EMO: Rüşvet skandalı Akkuyu'ya sıçramasın, nükleer riski sonlandıralım
Elektrik Mühendisleri Odası, Akkuyu Nükleer A.Ş.’nin üst düzey yöneticilerinden Gennady Sakharov’un yolsuzluk suçlamasıyla tutuklanmasına ilişkin yaptığı açıklamada "Ülkemizin enerji alanında yerli ve yenilenebilir alternatifleri varken, etkisi nesiller boyu sürecek bir nükleer kaza riski alınmamalı ve Akkuyu ve Sinop’ta yürütülen çalışmalar sonlandırılmalıdır" denildi.
Elektrik Mühendisleri Odası (EMO) 49. Dönem Yönetim Kurulu, Akkuyu Nükleer A.Ş.’nin üst düzey yöneticilerinden Gennady Sakharov’un yolsuzluk suçlamasıyla tutuklanmasına ilişkin basın açıklaması yaptı.
Açıklamada, konunun projenin yürütüldüğü bölge için yaşamsal bir güvenlik riski oluşturup oluşturmayacağının mutlaka sorgulanması gerektiğine dikkat çekildi.
"Ülkemizin enerji alanında yerli ve yenilenebilir alternatifleri varken, etkisi nesiller boyu sürecek bir nükleer kaza riski alınmamalı ve Akkuyu ve Sinop’ta yürütülen çalışmalar sonlandırılmalıdır" çağrısında bulunulan açıklamada şu ifadeler yer aldı:
"Tüketimin yüksek düzeyde artacağı ve arz güvenliğinin ancak nükleer santrallarla sağlanabileceği söylemleriyle başlatılan nükleer macera, arz fazlasının olduğu ve yenilenebilir enerji üretim teknolojilerinin yaygınlaştığı günümüz koşullarında hala sürdürülmeye çalışıyor. Uzun yıllar enerji açığı oluşması ihtimali olmamasına ve mevcut kurulu gücün ihtiyacın çok üzerinde olmasına rağmen, alım garantileriyle santral kurdurmaya devam edilmesi yalnızca akıl dışı değil, aynı zamanda çağ dışıdır.

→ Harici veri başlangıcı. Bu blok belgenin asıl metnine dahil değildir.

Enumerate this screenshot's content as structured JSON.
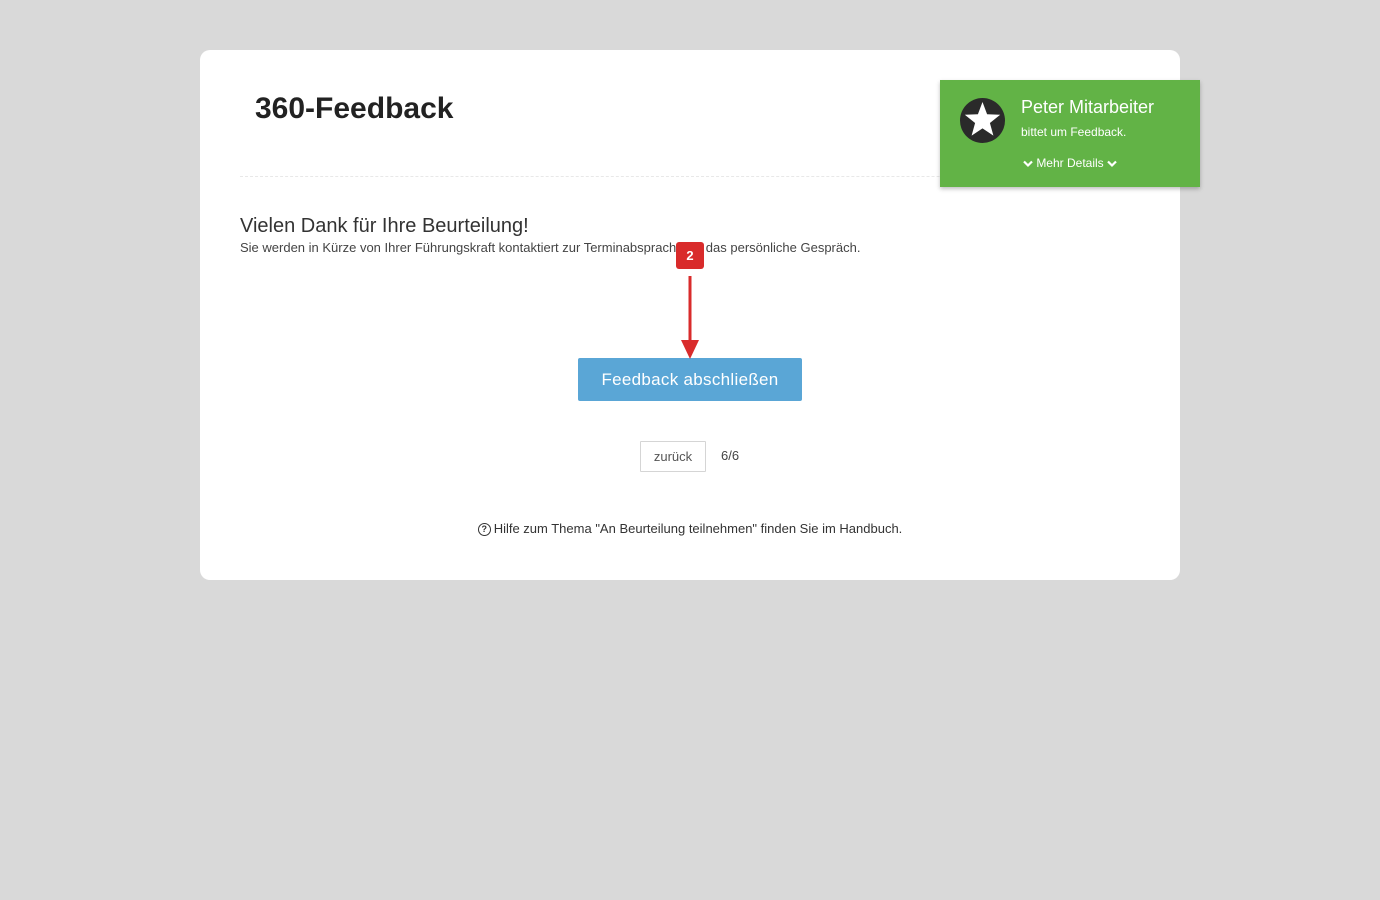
{
  "page": {
    "title": "360-Feedback"
  },
  "content": {
    "heading": "Vielen Dank für Ihre Beurteilung!",
    "text": "Sie werden in Kürze von Ihrer Führungskraft kontaktiert zur Terminabsprache für das persönliche Gespräch."
  },
  "actions": {
    "submit_label": "Feedback abschließen",
    "back_label": "zurück",
    "page_counter": "6/6"
  },
  "help": {
    "icon": "question-circle-icon",
    "text": "Hilfe zum Thema \"An Beurteilung teilnehmen\" finden Sie im Handbuch."
  },
  "notification": {
    "icon": "star-icon",
    "name": "Peter Mitarbeiter",
    "message": "bittet um Feedback.",
    "details_label": "Mehr Details"
  },
  "annotation": {
    "step": "2"
  },
  "colors": {
    "background": "#d9d9d9",
    "card": "#ffffff",
    "primary_button": "#5aa6d6",
    "notification": "#62b346",
    "annotation": "#d92b2b"
  }
}
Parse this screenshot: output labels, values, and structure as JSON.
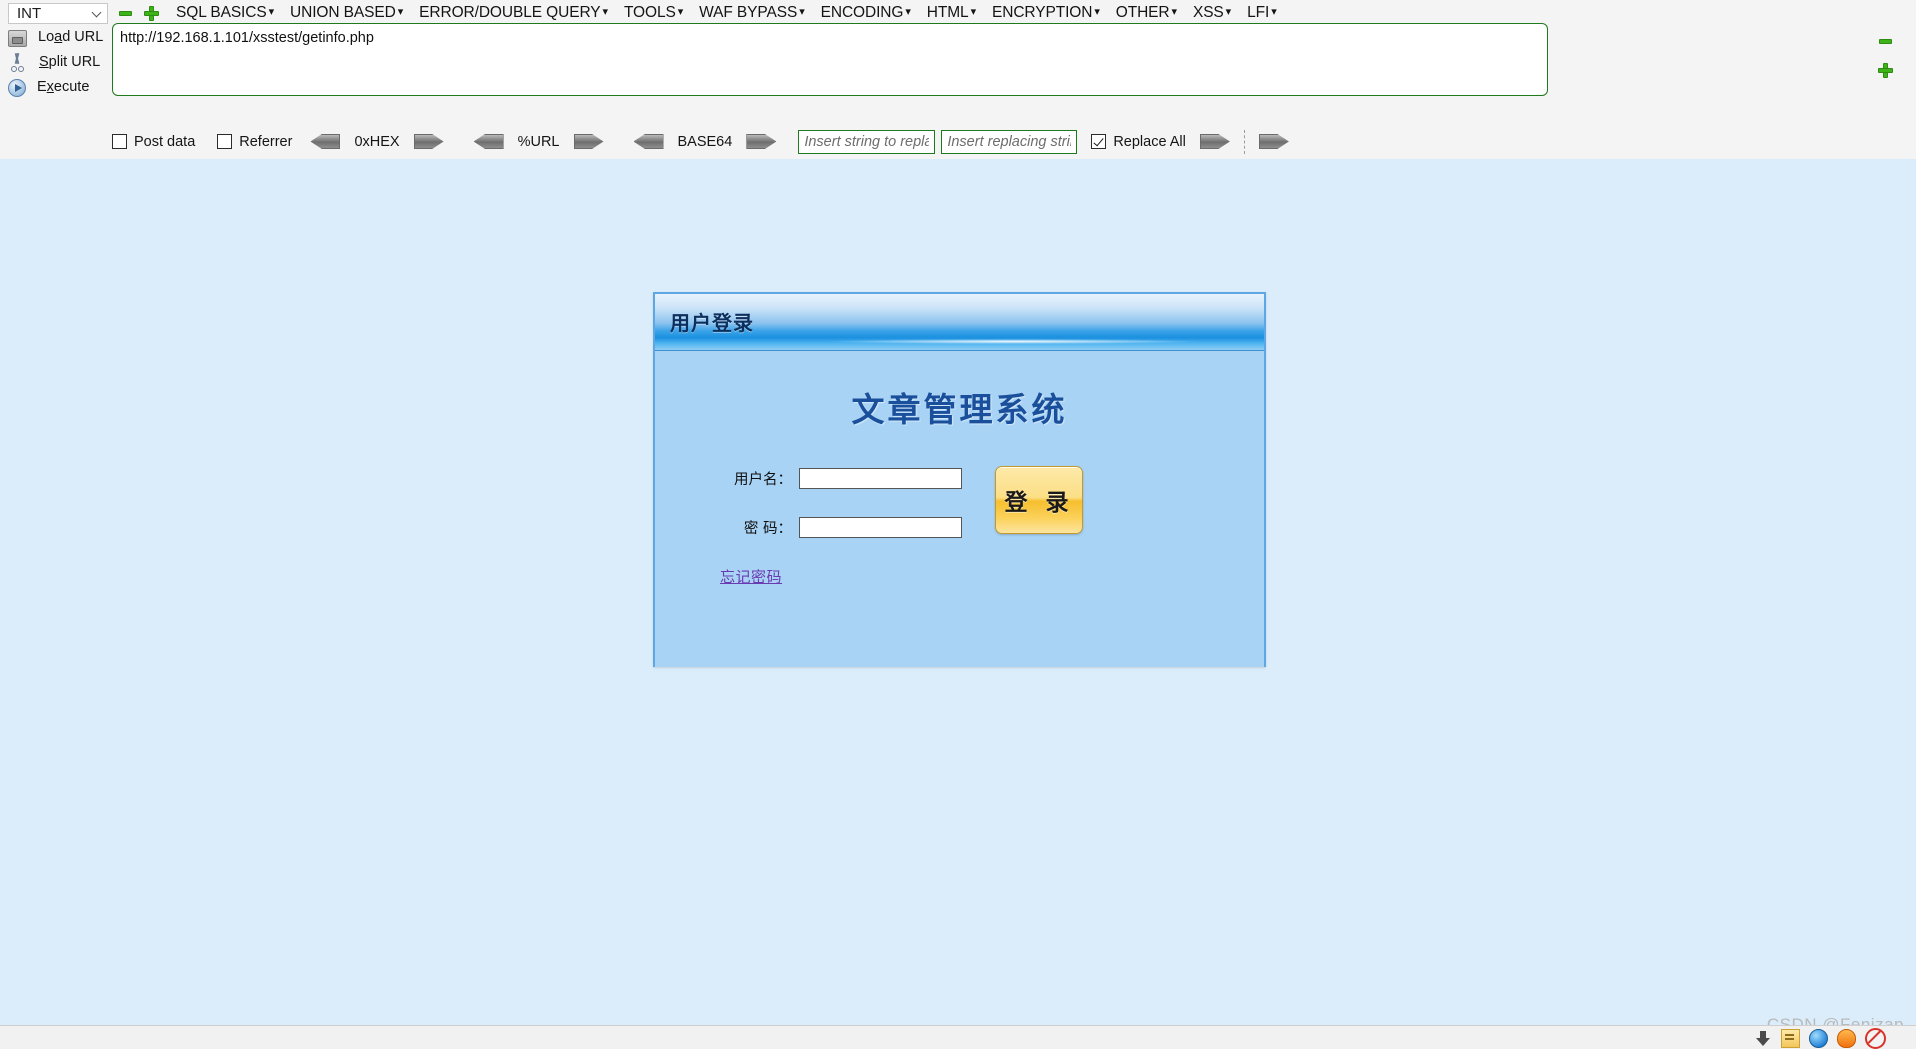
{
  "hackbar": {
    "type_selector": {
      "value": "INT",
      "icon": "chevron-down-icon"
    },
    "add_remove": {
      "remove_icon": "minus-icon",
      "add_icon": "plus-icon"
    },
    "menus": [
      {
        "label": "SQL BASICS",
        "caret": "▾"
      },
      {
        "label": "UNION BASED",
        "caret": "▾"
      },
      {
        "label": "ERROR/DOUBLE QUERY",
        "caret": "▾"
      },
      {
        "label": "TOOLS",
        "caret": "▾"
      },
      {
        "label": "WAF BYPASS",
        "caret": "▾"
      },
      {
        "label": "ENCODING",
        "caret": "▾"
      },
      {
        "label": "HTML",
        "caret": "▾"
      },
      {
        "label": "ENCRYPTION",
        "caret": "▾"
      },
      {
        "label": "OTHER",
        "caret": "▾"
      },
      {
        "label": "XSS",
        "caret": "▾"
      },
      {
        "label": "LFI",
        "caret": "▾"
      }
    ],
    "actions": [
      {
        "label_pre": "Lo",
        "label_key": "a",
        "label_post": "d URL",
        "icon": "load-url-icon"
      },
      {
        "label_pre": "",
        "label_key": "S",
        "label_post": "plit URL",
        "icon": "split-url-icon"
      },
      {
        "label_pre": "E",
        "label_key": "x",
        "label_post": "ecute",
        "icon": "execute-icon"
      }
    ],
    "url_field": {
      "value": "http://192.168.1.101/xsstest/getinfo.php",
      "placeholder": ""
    },
    "options": {
      "post_data": {
        "label": "Post data",
        "checked": false
      },
      "referrer": {
        "label": "Referrer",
        "checked": false
      },
      "encoders": [
        {
          "label": "0xHEX"
        },
        {
          "label": "%URL"
        },
        {
          "label": "BASE64"
        }
      ],
      "replace_from": {
        "value": "",
        "placeholder": "Insert string to replace"
      },
      "replace_to": {
        "value": "",
        "placeholder": "Insert replacing string"
      },
      "replace_all": {
        "label": "Replace All",
        "checked": true
      }
    }
  },
  "page": {
    "background_color": "#dbedfb",
    "login_panel": {
      "header_title": "用户登录",
      "system_title": "文章管理系统",
      "fields": [
        {
          "label": "用户名：",
          "value": "",
          "name": "username"
        },
        {
          "label": "密 码：",
          "value": "",
          "name": "password"
        }
      ],
      "submit_label": "登 录",
      "forgot_label": "忘记密码",
      "accent_border": "#5ea7e4",
      "body_color": "#a8d3f5",
      "button_color": "#f6bf2e",
      "link_color": "#6a3ab2"
    }
  },
  "watermark": {
    "text": "CSDN @Fenizap"
  }
}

Nükleer lobi, bu santralları sera gazı salımlarının azaltılmasının tek yoluymuş gibi sunmakta, bu yolla nükleer santral yatırımlarının arttırılmasını hedeflemektedir. Ayrıca küçük modüler santrallar (SMR) gibi farklı modellerle yeni pazarlanma stratejileri yürütülmektedir.
"GÖRÜŞMELER SONLANDIRILMALI"
Rosatom’un yatırımlarından ve inşaatlardan sorumlu yöneticisi olan Sakharov’un rüşvet suçlamasıyla ülkesinde görevden alınması ve tutuklanması Akkuyu’da yürütülen inşaat çalışmalarına yönelik soru işaretlerini artırmıştır. Herkesin bildiği gibi tüm güvenlik önlemleri alınsa da nükleer santrallarda güvenlik riskleri sıfırlanmamaktadır. Konu Rusya açısından basit bir mali suç olabilir ancak projenin yürütüldüğü ülkemiz için yaşamsal bir güvenlik riski oluşturup oluşturmayacağı mutlaka sorgulanmalıdır. Akkuyu projesi üzerindeki belirsizlikler aydınlatılmadan Sinop için Rosatom ile yürütüldüğü söylenen görüşmeler de sonlandırmalıdır.
"KAZA RİSKİ ALINMAMALI"
Nükleer güç santralları; çok yüksek riskli, pahalı, yakıtta ve işletmede dışa bağımlı, atık sorunlu, bilimsel olarak karbon sıfır olmayan ve bir o kadar da çevre düşmanı projelerdir. Nükleer söz konusu olduğunda güvenlik riski, gerçekleşme ihtimalinin düşüklüğüyle değil bilimsel olarak ihtimalin gerçekleşmesi durumunda yarattığı etkiyle ölçülmelidir.
Kapitalist rekabetin ürünü olarak geçmişte enerji açlığına çözüm olarak sunulan nükleer santrallar, şüphesiz insanoğlunun tasarladığı en riskli işletmelerdir. Bugün ülkede bir enerji açığı yokken ve bölgesel çatışmaların artması nedeniyle bir enerji darboğazı riski öngörülüyorsa dahi bunun çözümü yüzde yüz yabancı bir teknoloji ve kaynak olan nükleer değildir. Dahası ülkemizin enerji alanında yerli ve yenilenebilir alternatifleri varken, etkisi nesiller boyu sürecek bir nükleer kaza riski alınmamalı ve Akkuyu ve Sinop’ta yürütülen çalışmalar sonlandırılmalıdır."